Irrespective of the phase you’re in:

  1. Triage (deal with critical issues that pose threats to the team or company), stabilise (consistently address issues identified within and across teams) and institute long-term care (vision, goals, values, trust, belonging and motivation). Consider mental health and employee wellness as part of your monthly health and safety risk assessments, dashboards and management discussions. Develop surveys and a stable, yet simple, set of indicators to be measured, to get a consistent health check of where your people are.
  2. Cultivate your courage and care culture, and advertise access to support. Be sure to promote and encourage staff to use any counselling services offered so they know where to go and who to talk to internally or externally if they are experiencing difficulties. Consider enrolling qualified coaches and internal mental health champions, or other health care practitioners.
  3. Ready, set, recognise. Recognition creates an emotional connection between employer and employee – a critical piece of employee engagement – and fulfils an employee’s basic needs of esteem and belonging within a group.
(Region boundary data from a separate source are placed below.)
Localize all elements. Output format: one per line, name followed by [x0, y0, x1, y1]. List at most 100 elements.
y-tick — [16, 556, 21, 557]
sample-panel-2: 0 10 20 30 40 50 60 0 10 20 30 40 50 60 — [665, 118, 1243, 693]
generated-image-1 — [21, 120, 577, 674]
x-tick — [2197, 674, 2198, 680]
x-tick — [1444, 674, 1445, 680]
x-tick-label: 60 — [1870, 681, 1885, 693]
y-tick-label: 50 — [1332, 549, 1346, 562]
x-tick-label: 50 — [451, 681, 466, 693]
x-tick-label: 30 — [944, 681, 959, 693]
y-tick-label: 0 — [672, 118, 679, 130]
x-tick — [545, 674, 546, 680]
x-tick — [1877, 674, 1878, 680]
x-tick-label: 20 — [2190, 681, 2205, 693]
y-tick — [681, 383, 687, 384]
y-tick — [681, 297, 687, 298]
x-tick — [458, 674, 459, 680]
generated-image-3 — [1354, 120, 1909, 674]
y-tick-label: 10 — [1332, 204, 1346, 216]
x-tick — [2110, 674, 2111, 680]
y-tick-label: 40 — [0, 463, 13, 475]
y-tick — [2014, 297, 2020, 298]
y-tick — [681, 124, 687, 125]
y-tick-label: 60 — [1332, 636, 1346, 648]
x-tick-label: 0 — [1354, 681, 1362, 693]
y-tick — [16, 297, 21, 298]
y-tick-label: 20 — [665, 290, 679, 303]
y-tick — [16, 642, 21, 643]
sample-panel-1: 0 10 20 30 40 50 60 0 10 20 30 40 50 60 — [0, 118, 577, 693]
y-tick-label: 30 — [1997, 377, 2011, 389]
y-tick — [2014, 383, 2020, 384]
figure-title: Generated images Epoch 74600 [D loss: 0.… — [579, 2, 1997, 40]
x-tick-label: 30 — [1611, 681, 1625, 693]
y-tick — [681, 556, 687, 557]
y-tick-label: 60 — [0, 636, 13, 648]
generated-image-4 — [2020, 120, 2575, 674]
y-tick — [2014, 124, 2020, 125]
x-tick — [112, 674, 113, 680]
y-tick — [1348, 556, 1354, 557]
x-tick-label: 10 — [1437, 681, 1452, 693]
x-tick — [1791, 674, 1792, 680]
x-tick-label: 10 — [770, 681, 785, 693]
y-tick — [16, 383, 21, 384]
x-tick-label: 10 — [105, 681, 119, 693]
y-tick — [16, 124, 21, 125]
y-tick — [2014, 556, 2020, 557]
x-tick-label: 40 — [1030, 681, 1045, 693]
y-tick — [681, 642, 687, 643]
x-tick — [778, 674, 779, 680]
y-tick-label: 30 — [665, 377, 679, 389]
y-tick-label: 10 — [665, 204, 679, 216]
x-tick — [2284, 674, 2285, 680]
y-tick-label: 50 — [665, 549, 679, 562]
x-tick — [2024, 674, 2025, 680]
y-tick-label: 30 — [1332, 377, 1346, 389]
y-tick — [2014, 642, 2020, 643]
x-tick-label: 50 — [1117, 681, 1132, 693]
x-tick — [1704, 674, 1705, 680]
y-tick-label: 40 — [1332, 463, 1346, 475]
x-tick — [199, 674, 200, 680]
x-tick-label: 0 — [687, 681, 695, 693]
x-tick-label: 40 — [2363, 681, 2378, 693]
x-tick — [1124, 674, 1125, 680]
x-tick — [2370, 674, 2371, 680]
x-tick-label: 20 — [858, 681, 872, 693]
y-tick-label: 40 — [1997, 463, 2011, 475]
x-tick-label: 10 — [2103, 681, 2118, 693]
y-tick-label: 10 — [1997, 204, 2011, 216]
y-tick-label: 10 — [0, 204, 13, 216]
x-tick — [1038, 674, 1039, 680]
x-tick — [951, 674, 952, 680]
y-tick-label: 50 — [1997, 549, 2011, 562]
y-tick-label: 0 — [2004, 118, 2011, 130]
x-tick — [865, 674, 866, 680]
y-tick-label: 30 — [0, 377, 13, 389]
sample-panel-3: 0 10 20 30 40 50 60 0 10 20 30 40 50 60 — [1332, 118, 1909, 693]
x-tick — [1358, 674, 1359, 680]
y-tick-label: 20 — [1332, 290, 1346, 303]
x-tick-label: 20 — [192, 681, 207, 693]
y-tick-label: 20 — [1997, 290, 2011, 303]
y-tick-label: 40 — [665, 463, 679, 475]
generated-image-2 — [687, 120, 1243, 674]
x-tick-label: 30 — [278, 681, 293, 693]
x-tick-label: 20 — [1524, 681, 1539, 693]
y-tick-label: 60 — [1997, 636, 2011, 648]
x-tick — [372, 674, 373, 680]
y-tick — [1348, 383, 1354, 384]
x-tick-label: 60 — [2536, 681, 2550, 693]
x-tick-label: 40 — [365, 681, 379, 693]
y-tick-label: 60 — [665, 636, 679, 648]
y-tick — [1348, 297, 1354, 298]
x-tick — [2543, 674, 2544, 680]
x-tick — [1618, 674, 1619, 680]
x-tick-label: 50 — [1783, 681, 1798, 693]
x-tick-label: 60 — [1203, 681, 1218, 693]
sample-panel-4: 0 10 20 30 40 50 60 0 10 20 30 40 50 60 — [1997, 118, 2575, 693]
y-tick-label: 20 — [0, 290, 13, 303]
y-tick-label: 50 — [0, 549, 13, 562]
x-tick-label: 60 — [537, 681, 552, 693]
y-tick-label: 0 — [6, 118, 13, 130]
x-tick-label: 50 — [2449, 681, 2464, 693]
It can be inexpensive (a gift voucher, personalised gift, donation to a charity, grocery drop-off or restaurant voucher) and in some cases essentially free (a well-crafted email or handwritten note). The focus is on intrinsic rewards.
  4. Express gratitude and release feel-good chemicals. Though similar, gratitude is different from recognition. While recognition is about acknowledging specific individuals and their work, gratitude extends much further. It involves being thankful for and present to what we have in life – things like health, family, even challenges. Gratitude has been proven to elevate mood by releasing dopamine and serotonin, two of the brain’s feel-good chemicals.
  5. Build the case for face-to-face, eye-to-eye contact when online. While remote working can prove challenging to gauge the state of mind of an employee, encourage all staff to turn their cameras on, even if for a portion of an online meeting in order to connect and to be able to assess body language, emotional mood, language tone and general energy levels.
  6. Develop your listening skills. Ask each person to check in one-by-one based on anchoring questions like: What is top of mind for you right now? How is your body feeling? On a scale of one to 10, where is your energy level? Listening actively to what your people are saying and listening for what is not being said, are both vitally important.
  7. Hand over the keys to the car. Autonomy and trust are by far the most important motivators. Trust is the foundation of relationships, especially in business. Let your people own their work and ask for help rather than you driving the process the entire way. This builds relationship and allows others to feel that, as the leader, you are there to help instead of constantly pushing your own agenda.
  8. Zoom in on vision. During this time, never skimp on any opportunity to reiterate and emphasise your team and company’s vision. This ‘why’ and reason for working as hard as you need people to is most effective when displayed and referred to regularly in a simple, visual format using images, icons, phrases and key numbers, so people can see what they’re being motivated to move towards.
  9. Champion friendly team competition. In the interests of promoting fair play, novelty and livening things up, consider hosting a competition linked to a business challenge. Mix up the members into cross-siloed or departmental teams, get each team to pitch and agree to the prize within your defined budget, and let the healthy games begin. Remember to reward team behaviour, not just individual behaviours.
  10. Get in the habit of positivity and self-praise. Are you one of those people who naturally creates an atmosphere that’s positive and optimistic about the future? It’s been shown that people who foster positivity and self-compassion, while being realistic about their reality, abilities and failings, are great to be around because their enthusiasm is contagious and reinforces feelings of purpose and fulfilment in themselves and others.

 While there’s no one-size-fits-all way on how to motivate your employees for our new world of working, experiment with some of the ideas mentioned here and see how they can shift possible unproductive dynamics and stalemate scenarios in your teams and meetings.